The Indian Embassy in Thimphu recently celebrated the International Year of the Millets, 2023, with the theme Mission Life. Although it was attended by dignitaries, top executives and many more, the event passed as just another event at the embassy.

With reports of a global rice crisis, rice cultivation becoming more eco-unfriendly and Bhutan’s rice import bill ballooning, Millet for Life or any substitute to rice should receive greater attention. For context, 2023 was declared as the year of the Millet by the UN at India’s request. It was primarily to reduce the dependence on rice and improve healthy living.

The staple diet that most of us eat thrice a day is increasingly being blamed for non-communicable diseases, especially diabetes. There are scientific studies that say rice is fueling diabetes, particularly in Asia where it is most consumed.

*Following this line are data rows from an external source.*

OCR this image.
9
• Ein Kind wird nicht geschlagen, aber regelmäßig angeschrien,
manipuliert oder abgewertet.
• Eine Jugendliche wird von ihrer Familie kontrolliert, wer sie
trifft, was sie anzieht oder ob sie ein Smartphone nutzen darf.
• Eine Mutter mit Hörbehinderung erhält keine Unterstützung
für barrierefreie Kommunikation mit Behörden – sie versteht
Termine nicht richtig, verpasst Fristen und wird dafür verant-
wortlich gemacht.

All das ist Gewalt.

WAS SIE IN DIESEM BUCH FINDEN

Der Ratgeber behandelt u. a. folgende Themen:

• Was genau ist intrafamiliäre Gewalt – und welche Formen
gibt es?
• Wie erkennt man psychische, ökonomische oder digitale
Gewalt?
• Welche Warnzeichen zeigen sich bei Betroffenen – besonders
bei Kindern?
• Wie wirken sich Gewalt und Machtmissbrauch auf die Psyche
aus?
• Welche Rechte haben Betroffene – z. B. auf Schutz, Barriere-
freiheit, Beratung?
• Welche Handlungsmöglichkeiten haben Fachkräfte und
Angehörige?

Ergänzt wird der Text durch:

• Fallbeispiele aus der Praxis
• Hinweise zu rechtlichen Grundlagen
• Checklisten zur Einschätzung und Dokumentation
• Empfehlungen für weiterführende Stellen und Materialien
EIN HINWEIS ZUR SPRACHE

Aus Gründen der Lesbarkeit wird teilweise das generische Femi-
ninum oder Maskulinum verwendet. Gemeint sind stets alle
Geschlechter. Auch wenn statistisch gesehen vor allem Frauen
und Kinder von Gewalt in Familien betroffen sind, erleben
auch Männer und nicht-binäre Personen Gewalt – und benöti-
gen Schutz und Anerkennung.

Producing rice, meanwhile, is becoming more difficult. Shortage of land, water, and labour needed in producing rice are factors for the rice crisis. It is no different in Bhutan, if not worse. Everybody is trying to shift to other cereals or new varieties like flood or drought-resistant varieties.

Our research centres introduce new varieties, but farmers still hang on to the old or are not well aware. We are still taking pride in our local varieties even with dwindling yields or vulnerability to the impact of climate change.  The way we farm has also not changed much.

Rice production is on the decline. This is largely because the area under paddy cultivation decreased by more than 50 percent between 2017 and 2021. Paddy production decreased proportionally from 86,385MT to 40,508MT in the last five years (2017 to 2021). Therefore, rice self-sufficiency is also on the decline. It was 45 percent in 2029 and 37 in 2021.

If producing rice is a challenge, environment-unfriendly and consuming it unhealthy, we have to introduce substitutes.  There is already a trend in urban Bhutan. Many skip rice or eat it once a day. It is seen as the main reason behind the increasing waistline or diabetes. Doctors often tell people to cut down on carbs – rice is rich in it.

If rice is difficult to produce, adds to the trade deficit and is not good for health or the environment, looking for alternatives is the way forward. Beyond the rice-growing regions, millet and maize are the staple. This is substituted by imported cheap rice. In some villages, maize or millet is grown as cattle food or for brewing ara. Food made from millet, like dengo (dough), even if nutritious is looked down upon. Dengo, long ago was seen as the food of those who cannot afford rice.

Promoting healthy and easy-to-produce food should be encouraged. At the Indian Embassy celebration, guests had a good time trying on an array of millet dishes curated by chefs and locals alike. Many agreed it was a feast if prepared the right way. If rice is bad for health, wealth and the environment,  it could be taken up as a priority, especially if we can produce more with less.